The Greene County Police Officers Association recently released a letter opposed to the changes and the Greene County Legislature passed a resolution Nov. 20 urging Gov. Andrew Cuomo and the state Legislature to “hit the pause button on bail reform and get-out-of-jail-free cards” for criminals. The police union consisting of active and retired law enforcement officers in Greene County released a statement regarding its position on the reforms.
Here’s a sample of the position from the police union: “Make no mistake, these criminal justice reforms are a clear and frightening attack on our entire criminal justice system.”
Now, before we run around shouting it’s the end of the world as we know it, let’s walk this back.
First, bail is to secure someone’s return to court. Guilt or innocence is up to a judge or a jury to decide.

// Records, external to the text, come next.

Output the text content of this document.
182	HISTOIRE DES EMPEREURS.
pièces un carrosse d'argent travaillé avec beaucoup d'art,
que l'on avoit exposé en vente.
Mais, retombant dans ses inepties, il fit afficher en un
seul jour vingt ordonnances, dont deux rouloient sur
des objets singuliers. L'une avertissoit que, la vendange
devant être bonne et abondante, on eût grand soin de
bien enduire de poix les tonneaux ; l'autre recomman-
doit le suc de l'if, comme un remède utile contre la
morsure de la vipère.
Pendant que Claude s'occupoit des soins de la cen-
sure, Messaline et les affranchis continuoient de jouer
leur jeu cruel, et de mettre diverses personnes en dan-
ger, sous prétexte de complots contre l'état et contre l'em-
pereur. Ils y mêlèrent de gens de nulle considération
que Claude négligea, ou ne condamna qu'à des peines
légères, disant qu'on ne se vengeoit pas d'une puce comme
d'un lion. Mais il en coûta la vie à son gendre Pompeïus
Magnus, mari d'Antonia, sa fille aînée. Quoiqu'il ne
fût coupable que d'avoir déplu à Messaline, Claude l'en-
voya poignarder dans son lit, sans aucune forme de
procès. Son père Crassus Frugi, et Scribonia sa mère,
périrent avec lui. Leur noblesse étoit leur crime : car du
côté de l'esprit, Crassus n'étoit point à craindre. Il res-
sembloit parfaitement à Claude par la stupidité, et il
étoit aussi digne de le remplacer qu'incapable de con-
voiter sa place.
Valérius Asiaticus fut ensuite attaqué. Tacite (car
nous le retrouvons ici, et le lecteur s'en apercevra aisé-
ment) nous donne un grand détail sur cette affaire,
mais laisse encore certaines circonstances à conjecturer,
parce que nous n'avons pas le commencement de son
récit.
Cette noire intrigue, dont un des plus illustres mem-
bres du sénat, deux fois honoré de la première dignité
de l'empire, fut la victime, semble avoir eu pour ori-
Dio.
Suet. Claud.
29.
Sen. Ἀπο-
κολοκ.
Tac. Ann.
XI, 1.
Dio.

Second, in place of bail, a defendant can be released with a variety of other conditions such as travel restrictions, being prohibited from owning firearms, being required to have frequent check-ins with probation and wearing an ankle monitoring bracelet, which can limit the distance the defendant travels and includes a curfew.
Third, a judge can issue orders of protection for alleged victims when a defendant is released. This is common in the pre-bail reform system.
Other states are not worried about bail reform.
New Jersey, which enacted laws similar to New York, has experienced no significant increase in the number of defendants failing to appear in court, according to a report by The Washington Post News Service.
New Jersey has seen a 44% decrease in the pretrial jail population and at the same time, no meaningful increases in failures to appear in court or new offenses committed by people who are released pretrial, according to the Post story.
At the outset, bail reform will burden public employees who under this law are required to send multiple court appearance reminders to these offenders, as well as police officers and district attorneys who must commit resources to tracking and pursuing those who evade prosecution. But this can be worked out as time goes on.
We don’t need to “hit the pause button” on bail reform, as its critics say. What’s needed here is patience to see how the laws play out and then ask lawmakers to iron out the wrinkles as they appear. But we must also demand that justice is meted out as common sense and the laws make clear. This cannot and should not be ignored.